Patrick Bailly-Maître Grand
Je le cite parce qu'il a fait récemment la Une de l'actualité régionale, pour avoir fait don d'une grande partie de son oeuvre au Musée d'art Moderne de Strasbourg. C'est ue galerie qui présentait quelques photos, dont notamment une "Maximillienne" qui fait partie d'une série assez connue. Une drôle de mise en scène qui évoque un fait divers, une scène de crime, une photographie "médico-légale" improbable, mais en même temps, la monumentalité de la composition frontale peut aussi rappeler le Saint Suaire (dont beaucoup de représentations sont en rayon X pour révéler le visage du Christ.
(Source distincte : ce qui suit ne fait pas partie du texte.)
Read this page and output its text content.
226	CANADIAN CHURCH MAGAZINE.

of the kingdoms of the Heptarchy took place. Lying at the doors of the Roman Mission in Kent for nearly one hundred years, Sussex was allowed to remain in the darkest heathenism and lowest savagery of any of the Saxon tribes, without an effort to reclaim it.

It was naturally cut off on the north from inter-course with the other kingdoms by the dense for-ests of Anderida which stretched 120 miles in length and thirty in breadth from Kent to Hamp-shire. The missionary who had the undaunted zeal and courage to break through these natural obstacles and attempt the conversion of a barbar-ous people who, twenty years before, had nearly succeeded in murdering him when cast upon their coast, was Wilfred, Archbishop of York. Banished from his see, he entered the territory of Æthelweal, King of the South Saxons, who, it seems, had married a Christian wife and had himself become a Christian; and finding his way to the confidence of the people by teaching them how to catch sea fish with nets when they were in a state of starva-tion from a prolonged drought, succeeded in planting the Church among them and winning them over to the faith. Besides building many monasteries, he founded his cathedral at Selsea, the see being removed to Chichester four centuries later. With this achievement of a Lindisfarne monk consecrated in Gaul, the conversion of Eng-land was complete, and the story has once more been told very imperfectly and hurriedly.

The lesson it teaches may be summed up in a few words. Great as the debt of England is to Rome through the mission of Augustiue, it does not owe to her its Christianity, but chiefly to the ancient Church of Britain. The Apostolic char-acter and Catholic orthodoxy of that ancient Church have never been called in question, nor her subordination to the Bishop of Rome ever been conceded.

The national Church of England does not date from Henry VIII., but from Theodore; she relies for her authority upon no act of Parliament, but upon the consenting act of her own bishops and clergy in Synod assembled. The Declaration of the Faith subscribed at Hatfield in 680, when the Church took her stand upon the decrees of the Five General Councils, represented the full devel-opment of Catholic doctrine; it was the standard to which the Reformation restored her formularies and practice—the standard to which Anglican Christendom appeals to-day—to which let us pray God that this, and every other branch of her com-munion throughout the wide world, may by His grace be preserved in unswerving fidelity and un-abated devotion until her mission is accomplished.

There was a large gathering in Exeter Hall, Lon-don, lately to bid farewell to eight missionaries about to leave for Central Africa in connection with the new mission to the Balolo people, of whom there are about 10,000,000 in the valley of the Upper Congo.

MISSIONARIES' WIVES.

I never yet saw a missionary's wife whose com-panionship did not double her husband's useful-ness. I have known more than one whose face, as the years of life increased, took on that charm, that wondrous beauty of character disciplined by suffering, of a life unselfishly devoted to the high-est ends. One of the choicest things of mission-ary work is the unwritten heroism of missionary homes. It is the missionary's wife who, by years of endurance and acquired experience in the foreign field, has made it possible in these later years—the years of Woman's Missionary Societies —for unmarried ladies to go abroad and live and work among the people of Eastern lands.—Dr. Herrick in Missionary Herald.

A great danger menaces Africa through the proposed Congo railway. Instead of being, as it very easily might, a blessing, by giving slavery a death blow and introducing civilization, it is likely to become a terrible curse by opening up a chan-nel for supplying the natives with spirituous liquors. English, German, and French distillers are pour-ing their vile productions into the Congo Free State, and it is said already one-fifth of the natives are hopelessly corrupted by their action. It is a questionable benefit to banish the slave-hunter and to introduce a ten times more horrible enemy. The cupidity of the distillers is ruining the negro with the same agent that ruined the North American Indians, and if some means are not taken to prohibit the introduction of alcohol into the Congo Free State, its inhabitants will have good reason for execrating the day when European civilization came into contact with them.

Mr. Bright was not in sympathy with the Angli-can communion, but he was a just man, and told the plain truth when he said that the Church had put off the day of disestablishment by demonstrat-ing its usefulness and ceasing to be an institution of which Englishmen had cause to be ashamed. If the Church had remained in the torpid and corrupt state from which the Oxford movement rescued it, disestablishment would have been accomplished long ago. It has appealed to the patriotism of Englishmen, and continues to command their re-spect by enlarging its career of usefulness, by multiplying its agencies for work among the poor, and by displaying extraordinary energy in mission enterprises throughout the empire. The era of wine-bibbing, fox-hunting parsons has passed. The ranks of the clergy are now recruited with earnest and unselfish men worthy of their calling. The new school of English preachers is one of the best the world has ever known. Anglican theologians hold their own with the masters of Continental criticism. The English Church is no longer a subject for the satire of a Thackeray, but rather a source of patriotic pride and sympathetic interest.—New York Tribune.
Je cite l'article des DNA : "Le titre emprunte à l’exécution de Maximilien d’Autriche, empereur du Mexique, fusillé en 1867 à Querétaro. On sait que l’événement inspira Manet, mais c’est au photographe François Aubert, sur place au moment des faits, que l’artiste strasbourgeois doit l’impulsion première de ce travail. Aubert photographia la chemise de Maximilien qui avait été fixée sur une porte, macabre témoignage de l’exécution de celui que les républicains mexicains considéraient comme un tyran."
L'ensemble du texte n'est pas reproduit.